After your short break from the mix, it’s important to get back to it the right way. Don’t just jump in and expect to make magic happen.
Right before continuing your mix project, find a commercially released song or album that you know is mixed very well. Use that as your reference for what you want to achieve. The music should have a similar style than your own song. After all, you can’t expect to mix a banging hip hop track after listening to some calm classical music. The whole approach to mixing is totally different in those genres.
Listening to similar music as a reference is a great starting point for achieving a professional mix.

3. Mix And Compare

By listening to music that is mixed very well you can sort of ‘calibrate’ your ears and adapt your hearing to the sound of great mixes. Now when you get back to your project, you should pretty quickly notice things that doesn’t compare to the reference music you listened to. Maybe the sound balance is totally off and the snare is so sharp it could pierce your ears.
You can even compare the mixes side by side to further analyze the things that don’t compete against the commercial mixes.

What To Do When The Mix Still Doesn’t Sound Good?

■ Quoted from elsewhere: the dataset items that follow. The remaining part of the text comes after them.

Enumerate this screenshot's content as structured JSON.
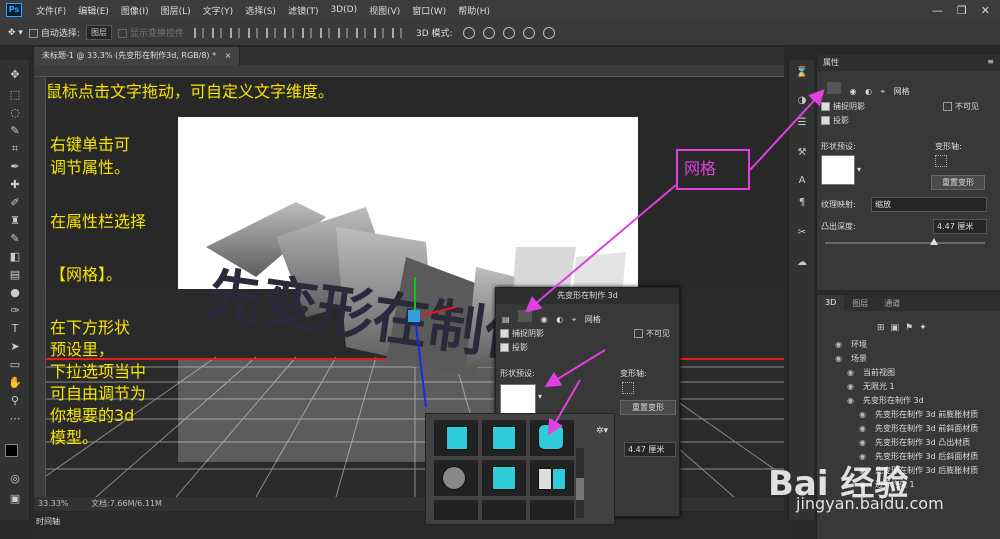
{
  "menu": {
    "app_icon": "Ps",
    "items": [
      "文件(F)",
      "编辑(E)",
      "图像(I)",
      "图层(L)",
      "文字(Y)",
      "选择(S)",
      "滤镜(T)",
      "3D(D)",
      "视图(V)",
      "窗口(W)",
      "帮助(H)"
    ],
    "window_controls": [
      "—",
      "❐",
      "✕"
    ]
  },
  "options": {
    "auto_select": "自动选择:",
    "auto_select_value": "图层",
    "show_transform": "显示变换控件",
    "mode_3d": "3D 模式:"
  },
  "document": {
    "tab_title": "未标题-1 @ 33.3% (先变形在制作3d, RGB/8) *",
    "zoom": "33.33%",
    "doc_size": "文档:7.66M/6.11M",
    "timeline": "时间轴",
    "scene_text": "先变形在制作3d"
  },
  "annotations": {
    "line1": "鼠标点击文字拖动，可自定义文字维度。",
    "line2a": "右键单击可",
    "line2b": "调节属性。",
    "line3": "在属性栏选择",
    "line4": "【网格】。",
    "line5a": "在下方形状",
    "line5b": "预设里，",
    "line5c": "下拉选项当中",
    "line5d": "可自由调节为",
    "line5e": "你想要的3d",
    "line5f": "模型。",
    "callout": "网格"
  },
  "properties_panel": {
    "title": "属性",
    "tab_mesh": "网格",
    "capture_shadows": "捕捉阴影",
    "invisible": "不可见",
    "cast_shadows": "投影",
    "shape_preset": "形状预设:",
    "deform_axis": "变形轴:",
    "reset_deform": "重置变形",
    "texture_map": "纹理映射:",
    "texture_map_value": "缩放",
    "extrusion_depth": "凸出深度:",
    "extrusion_value": "4.47 厘米",
    "slider_position": 0.68
  },
  "floating_props": {
    "title": "先变形在制作 3d",
    "tab_mesh": "网格",
    "capture_shadows": "捕捉阴影",
    "invisible": "不可见",
    "cast_shadows": "投影",
    "shape_preset": "形状预设:",
    "deform_axis": "变形轴:",
    "reset_deform": "重置变形",
    "extrusion_value": "4.47 厘米"
  },
  "layers_3d": {
    "tabs": [
      "3D",
      "图层",
      "通道"
    ],
    "items": [
      {
        "label": "环境",
        "indent": 1
      },
      {
        "label": "场景",
        "indent": 1
      },
      {
        "label": "当前视图",
        "indent": 2
      },
      {
        "label": "无限光 1",
        "indent": 2
      },
      {
        "label": "先变形在制作 3d",
        "indent": 2
      },
      {
        "label": "先变形在制作 3d 前膨胀材质",
        "indent": 3
      },
      {
        "label": "先变形在制作 3d 前斜面材质",
        "indent": 3
      },
      {
        "label": "先变形在制作 3d 凸出材质",
        "indent": 3
      },
      {
        "label": "先变形在制作 3d 后斜面材质",
        "indent": 3
      },
      {
        "label": "先变形在制作 3d 后膨胀材质",
        "indent": 3
      },
      {
        "label": "边界约束 1",
        "indent": 3
      }
    ]
  },
  "watermark": {
    "brand": "Bai 经验",
    "url": "jingyan.baidu.com"
  },
  "colors": {
    "annotation_text": "#f5e600",
    "callout": "#e040e0",
    "accent": "#31a8ff"
  }
}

Sometimes it happens that even after following all the previous tricks the mix still doesn’t sound right. Something is obviously wrong but you can’t figure out what exactly. Don’t freak out. When this happens, there’s one more thing to do. Start over.
Make a copy your current project and start going through the mix one track at a time. Mute all the tracks of the project and un-mute each track individually into the mix.
Often we can easily have up to 50 tracks in one particular song. They all blend in together and we might lose the sense of them individually. By going through all of the tracks one by one we can easily spot the tracks that doesn’t sound right or doesn’t sit well in the mix.
When you un-mute a track into the mix and notice it doesn’t sound great, adjust it. If you un-mute a track and notice it doesn’t bring any value into the mix, delete it.
With this method way we can split the mixing process into bite-sized pieces which makes it easier to hear what’s wrong.
It’s also important to go through the tracks in the correct order. Should you start from the random pad sound that is totally unimportant? No. Start your mix from the most important elements.
In a song where the rhythm is the backbone, start from drums and bass. After that, add the main instruments and the vocals. Then any additional sound elements. Of course, this order is not written in stone but I’ve found it works for most situations. Feel free to experiment to find out the best order for you and your current project.

That’s it

This is the basic workflow I personally use for mixing. In addition, I may ask an opinion from few fellow producers to get outside perspective. Next time you’re struggling with a mix, give this workflow a try and let me know how it works out!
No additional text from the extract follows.